Abigail, always following in her older sister’s footsteps, became a girl a year later. Once again, she weathered Paracelsus’ insults and punishments until the alchemist gave up. Her charisma continued to carry her at school, and she told her classmates that as with the ears, all homunculi started off as boys but then became girls. The other students were impressed, and several expressed their own desire to transition.

Paracelsus had already begun his third attempt, realizing that Abigail had many of the same flaws as Fiona. The third attempt, who would become Melanie, proved particularly difficult in the early phases. She refused to take in more than a little nutrients and would not grow, despite all the coaxing her sisters could give her. When she finally did take on human form, she was tiny, only a few inches tall. Paracelsus was quick to give up on her and did not stop Fiona from convincing her to grow wings. He hardly noticed when she became a girl a few years later.

As Fiona neared adulthood, a fourth attempt, who would become Alice, was made. Paracelsus worked to keep both Abigail and Fiona from influencing Alice and forbade them from spending time with her. Melanie, however, seemed to be beneath his notice. She was delighted to have a younger sibling and would spend hours with Alice at first in the lab, then in Alice’s bedroom, talking to her and teaching her about the world. This was fortunate for Alice, as Melanie was her only reprieve from her father’s harsher-than-ever discipline. Paracelsus had decided that the mistake he had made with his older children was that he had been too lax, and so he treated every mistake of Alice’s with a level of harsh cruelty that shocked even Fiona and Abigail.

The two eventually grew so disgusted with Paracelsus’ treatment of Alice that they decided to remove her from the situation. Together, the three of them finally left Paracelsus’ mansion, finding an apartment in Port Cullis’ poorer district. They asked Melanie to join them, but since Paracelsus had already begun his fifth attempt, she elected to stay and take care of their newest sibling. Fiona visited occasionally, usually to warn Paracelsus to not treat any future children as he had Alice.

With no income, Fiona and her sisters were in danger of starving. Fiona found a job working at a tavern, but she did not stay there long as a passing group of adventurers noticed her large size and recruited her into their party. With that, Fiona joined the Guild and began her career as a warrior. She found that she loved fighting and was a natural at learning the different techniques of swordplay. However, her habit of hesitating in the heat of battle earned her a reputation as a coward and she frequently was moved from team to team, never quite finding one that fit.
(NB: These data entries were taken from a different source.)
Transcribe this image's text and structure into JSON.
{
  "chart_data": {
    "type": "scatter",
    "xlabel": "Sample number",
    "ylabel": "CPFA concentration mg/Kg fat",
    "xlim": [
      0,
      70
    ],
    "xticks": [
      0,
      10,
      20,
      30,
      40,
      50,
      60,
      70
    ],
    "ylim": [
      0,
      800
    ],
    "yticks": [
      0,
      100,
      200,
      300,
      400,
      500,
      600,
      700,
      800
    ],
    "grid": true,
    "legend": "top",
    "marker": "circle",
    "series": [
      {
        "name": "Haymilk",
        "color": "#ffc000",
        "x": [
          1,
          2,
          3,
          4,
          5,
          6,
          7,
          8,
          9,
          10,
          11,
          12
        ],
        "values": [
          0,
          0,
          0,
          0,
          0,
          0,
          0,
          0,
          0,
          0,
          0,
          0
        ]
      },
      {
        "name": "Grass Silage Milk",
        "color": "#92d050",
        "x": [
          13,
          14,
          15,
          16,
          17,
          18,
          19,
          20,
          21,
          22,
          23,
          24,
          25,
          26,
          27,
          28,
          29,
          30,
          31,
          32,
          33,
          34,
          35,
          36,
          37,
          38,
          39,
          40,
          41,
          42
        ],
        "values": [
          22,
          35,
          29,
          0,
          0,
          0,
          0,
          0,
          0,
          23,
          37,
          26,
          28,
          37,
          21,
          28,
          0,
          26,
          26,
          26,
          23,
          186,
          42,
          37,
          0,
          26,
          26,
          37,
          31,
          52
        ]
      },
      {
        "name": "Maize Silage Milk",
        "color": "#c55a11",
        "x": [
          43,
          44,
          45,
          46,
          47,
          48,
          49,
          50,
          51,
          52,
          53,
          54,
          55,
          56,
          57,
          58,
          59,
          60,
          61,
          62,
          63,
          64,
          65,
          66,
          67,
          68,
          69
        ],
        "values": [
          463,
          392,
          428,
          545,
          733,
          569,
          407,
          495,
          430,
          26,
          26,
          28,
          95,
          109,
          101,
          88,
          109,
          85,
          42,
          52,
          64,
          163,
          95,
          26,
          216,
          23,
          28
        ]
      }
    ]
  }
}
Since Fiona’s income was inconsistent, Abigail, too, was forced to find work for both herself and Alice; they eventually became sailors. Alice loved the ocean and, studying fish, she eventually developed gills and several other aquatic characteristics to improve her swimming. She also followed in her sisters’ footsteps and became a woman.

Fiona only met her youngest sister, Lillian, a few times before the girl disappeared into the woods. Even that, it seemed, was preferable to being a man to the children of Paracelsus.